How is this dichotomy between economic data and recent market returns reconciled? First, the Federal Reserve has launched an extensive arsenal of monetary stimulus measures to support liquidity in the financial system, which has undoubtedly supported markets somewhat. Second, the federal government has already passed $3 trillion in fiscal stimulus aimed to support businesses with more likely to come. Last, as we projected in our recent market commentary, markets are forward-looking and typically react in anticipation of developments relevant to equity pricing. While most health officials would advise that the coronavirus pandemic has not been controlled in the U.S. yet, it does appear to have stabilized somewhat and the virus statistics (i.e. hospitalizations, intubations and deaths) have plateaued or are declining in many regions of the country, including the hard hit NY/NJ area. This stabilization has given investors some hope that the economy can recover with a slow, continuous re-opening of U.S. businesses and a rebound in economic data in the second half of 2020 into 2021.
With this small flicker of a light at the end of the tunnel, we are cautiously optimistic, with an emphasis on caution.
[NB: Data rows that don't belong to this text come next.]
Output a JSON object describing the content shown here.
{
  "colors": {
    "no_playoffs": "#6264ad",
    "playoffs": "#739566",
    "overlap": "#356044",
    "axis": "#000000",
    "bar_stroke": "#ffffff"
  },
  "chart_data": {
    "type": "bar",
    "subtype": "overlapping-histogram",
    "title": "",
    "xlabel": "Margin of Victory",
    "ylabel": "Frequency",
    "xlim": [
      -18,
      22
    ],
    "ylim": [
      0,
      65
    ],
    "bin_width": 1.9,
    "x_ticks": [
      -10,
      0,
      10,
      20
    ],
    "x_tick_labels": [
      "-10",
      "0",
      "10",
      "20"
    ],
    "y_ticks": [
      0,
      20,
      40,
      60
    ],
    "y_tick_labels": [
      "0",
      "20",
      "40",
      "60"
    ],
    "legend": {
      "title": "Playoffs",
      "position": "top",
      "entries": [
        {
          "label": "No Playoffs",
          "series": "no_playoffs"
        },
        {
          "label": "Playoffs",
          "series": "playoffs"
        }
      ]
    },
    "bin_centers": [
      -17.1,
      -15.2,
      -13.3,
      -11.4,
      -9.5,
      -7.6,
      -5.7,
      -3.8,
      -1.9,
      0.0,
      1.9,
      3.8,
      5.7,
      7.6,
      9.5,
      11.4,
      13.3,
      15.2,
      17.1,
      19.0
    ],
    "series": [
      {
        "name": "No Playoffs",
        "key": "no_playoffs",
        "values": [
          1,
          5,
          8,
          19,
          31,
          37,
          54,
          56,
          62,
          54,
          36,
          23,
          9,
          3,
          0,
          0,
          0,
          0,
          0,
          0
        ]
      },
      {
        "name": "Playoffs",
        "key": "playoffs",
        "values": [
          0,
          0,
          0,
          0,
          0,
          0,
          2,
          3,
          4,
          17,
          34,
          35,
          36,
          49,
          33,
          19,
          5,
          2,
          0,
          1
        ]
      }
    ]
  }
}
We are wary of the possibility of a significant resurgence of the virus prior to the development of a vaccine, and the implications that such a resurgence would have for the U.S. economy. A second large spike in cases followed by a return of quarantining prior to an effective treatment and/or vaccine could be a catastrophic setback for many businesses, particularly small businesses. It would turn the recent recovery from looking like the start of a new bull market to more of a brief bounce during a longer bear market and deeper recession.
Clearly, health officials and political leadership are aware of this possibility as well and that’s why they are plotting a slow course for economic re-opening. Further, additional fiscal stimulus to support businesses will likely be needed and passed in the short-term. For this reason, we are optimistic that the re-opening of the economy will be managed effectively to control the health crisis while allowing Americans to return to work and get the economy growing again. Yet, we are in very uncharted waters and the future path of the coronavirus is unpredictable at this time. Currently, many economists are predicting more of a “Nike swoosh” shaped economic recovery than a “v” shaped recovery due to the proposed gradual economic re-opening.
As it pertains to our clients and investors in general, we reacted to the sudden market collapse by intentionally refraining from altering investment portfolios in any significant fashion. While human nature always urges people to take action to improve a problematic situation, in the investment world, we feel that it is better to be proactive than reactive. This is why we emphasize conducting a periodic financial planning review to ensure proper investment allocations for our clients. By the time investors appreciate that the markets are in a full-blown crisis, it is usually too late to make changes. This is one of the lessons of the Great Recession, when countless investors were permanently harmed by reacting emotionally as markets plummeted.
Looking ahead, we recommend that clients stick with their investment plans in general, with small adjustments possible as markets fluctuate. We intend to tactically tweak portfolios as volatility provides opportunities either to purchase investments at attractive valuations or raise cash, depending on the investor risk profile. We expect economically sensitive and cyclical stock sectors to remain depressed, particularly in retail brick and mortar businesses and energy. More defensive sectors like consumer staples and utilities as well as the technology sector, which has in many cases benefited from the expansion of virtual, computer-based activity, will continue to hold up well.